All I'll say is the auctioneers can go and stuff themselves 'cause we are staying put.
Del.
A work of art.
Yes, you are.
Did you love him? Did he love you? I hope he made you happy.
You know a few laughs.
I've got two photos of you.
But that's it.
That's my past.
My history is two photos.
One of them's blurred.
Don't matter.
I hope she'll be as lovely as you.
Well, she will.
I wish I'd known you.
I wish we'd had Well, you know, something to Just something.

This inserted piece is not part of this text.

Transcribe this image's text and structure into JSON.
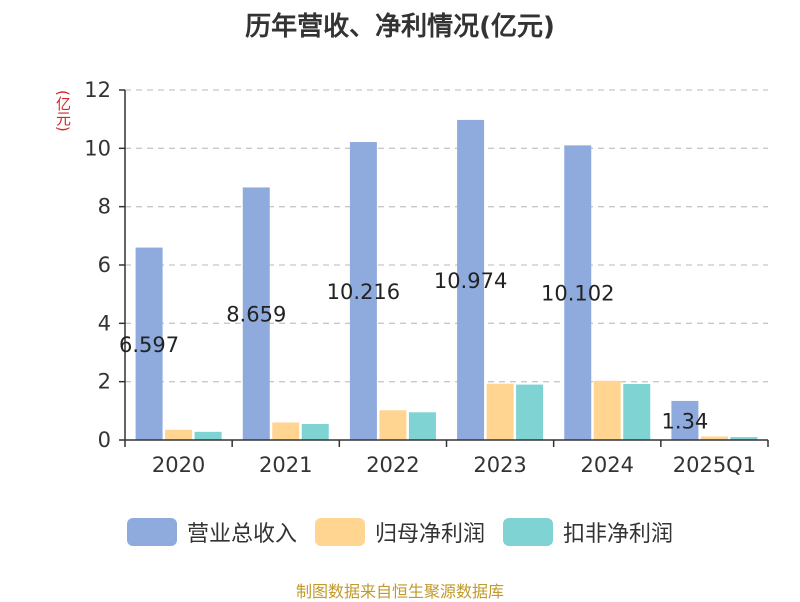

If you bump into Uncle Albert, say thanks.
There you are, Rodney.
I've been looking for you.
I thought I'd take her out for a walk.
Did a bit of tidying up.
She's a little heartbreaker, eh? - Have you got a name for her yet? - Mm.
Joan.
Do you like your name? Del, can I ask you a question? What's that? Other than looks, was he like me in any way? - Who? - You know who.
Freddie Robdal.
My father.
Freddie the Frog was a professional burglar.
He was disloyal to his friends.
He was a womaniser, a home-breaker, a con man, a thief, a liar and a cheat.
So, no, Rodney, you're nothing like him.
Come on.
Let's go home, bruv.
- Can I ask you a question, Rodders? - Fire away.
Where did that runway come from? I don't fancy making that film any more.
You know what, Rodders? That's a bloody good idea.